Editorial

Constitutional convention is unnecessary

Few Missouri voters are aware of it, but they'll decide in November if a constitutional convention should be held to revise and amend the state's constitution.

The reason the vote on the question comes as a surprise is because it appears on the ballot every 20 years.

With that kind of timetable, no wonder the fact that it comes up this year even took state officials, other than those responsible for putting it on the ballot, by surprise.

The Missouri Constitution, adopted in 1945, requires the question be put before voters every 20 years. The question was soundly rejected in both previous elections. In 1962, 63.7 percent of voters opposed a convention, and in 1982, 69.5 percent were against it.

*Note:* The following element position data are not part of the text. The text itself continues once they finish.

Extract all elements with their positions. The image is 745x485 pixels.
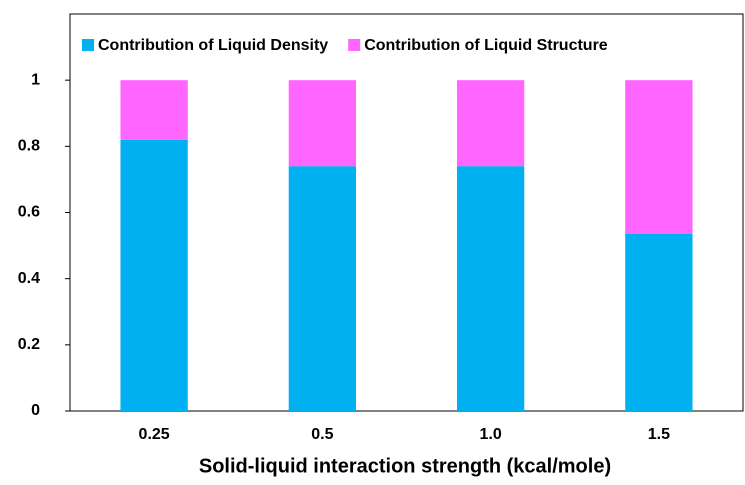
- legend-label: Contribution of Liquid Structure: [364, 37, 608, 54]
- legend-label: Contribution of Liquid Density: [98, 37, 328, 54]
- legend-swatch: [82, 39, 94, 51]
- y-tick-label: 0: [31, 402, 40, 419]
- x-tick-label: 0.25: [139, 426, 170, 443]
- bar-segment: [625, 234, 693, 411]
- bar-segment: [120, 80, 188, 140]
- x-axis-label: Solid-liquid interaction strength (kcal/…: [199, 455, 611, 477]
- y-tick-label: 0.6: [18, 204, 40, 221]
- legend-swatch: [348, 39, 361, 51]
- y-tick-label: 0.8: [18, 138, 40, 155]
- bar-segment: [120, 139, 188, 411]
- x-tick-label: 0.5: [311, 426, 333, 443]
- y-tick-label: 0.4: [18, 270, 40, 287]
- bar-segment: [288, 166, 357, 411]
- bar-segment: [456, 166, 525, 411]
- x-tick-label: 1.5: [648, 426, 670, 443]
- bar-segment: [625, 80, 693, 235]
- y-tick-label: 0.2: [18, 336, 40, 353]
- y-tick-label: 1: [31, 71, 40, 88]
- bar-segment: [456, 80, 525, 167]
- bar-segment: [288, 80, 357, 167]
- x-tick-label: 1.0: [480, 426, 502, 443]
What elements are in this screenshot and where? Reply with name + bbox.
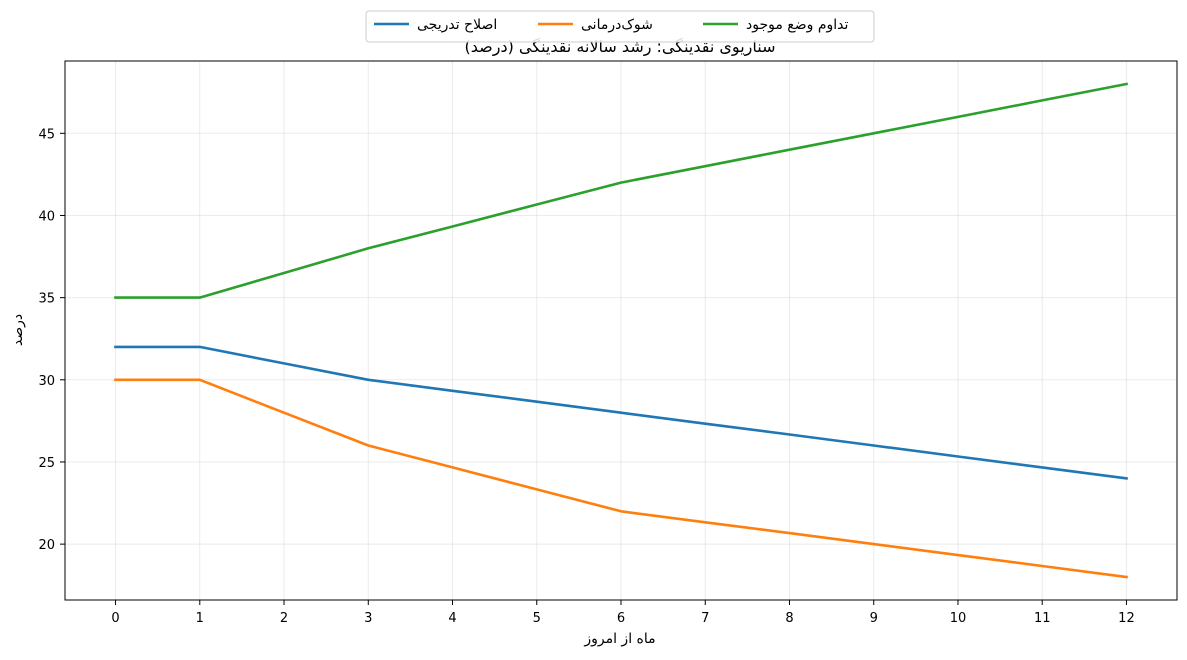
legend-label-2: تداوم وضع موجود [746, 17, 849, 33]
x-tick-label: 8 [785, 611, 793, 626]
legend: اصلاح تدریجی شوک‌درمانی تداوم وضع موجود [365, 10, 875, 43]
grid [65, 61, 1177, 600]
y-tick-label: 45 [38, 127, 55, 142]
x-tick-label: 1 [196, 611, 204, 626]
series-lines [114, 82, 1129, 579]
y-tick-label: 30 [38, 374, 55, 389]
y-tick-label: 25 [38, 456, 55, 471]
x-tick-label: 3 [364, 611, 372, 626]
series-line-1 [114, 378, 1128, 579]
legend-label-1: شوک‌درمانی [581, 17, 653, 33]
y-tick-label: 35 [38, 292, 55, 307]
x-axis-ticks: 0 1 2 3 4 5 6 7 8 9 10 11 12 [111, 600, 1135, 626]
series-line-2 [114, 82, 1129, 299]
y-axis-ticks: 20 25 30 35 40 45 [38, 127, 65, 553]
y-tick-label: 40 [38, 209, 55, 224]
x-tick-label: 7 [701, 611, 709, 626]
series-line-0 [114, 345, 1128, 480]
x-tick-label: 10 [950, 611, 967, 626]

Article XII, Section 3 of the Missouri Constitution requires that the secretary of state put the question on the ballot.

The secretary of state's office said research began last year in preparation for the vote.

While the secretary of state puts it on the ballot by his own initiative, the provision also allows lawmakers to put the question before voters at any election between the mandated 20-year cycles.

That has never happened.

Voter approval of the question would set off a chain of events Missouri hasn't experienced since the 1945 constitutional convention, including the calling of a second election within six months to select convention delegates.

Former Republican state Sen. Emory Melton of Cassville, who was in the legislature in 1982, remembers there was no major movement that year for or against calling a convention.

Neither has there been any effort either way this year, and Missourians will be better off if it remains that way.

The reason is because a constitutional convention is unnecessary absent a need for a major revamping of the document, and no one agrees that is necessary.

Besides, the Constitution contains provisions that allow for proposed constitutional amendments to be put before voters on specific issues, and that is done quite regularly.

And, a convention would serve little purpose but to offer special interests a chance to bring about changes that would serve few Missourians' interests other than special interests.

The constitutional convention vote serves little purpose and is something Missourians could have done without.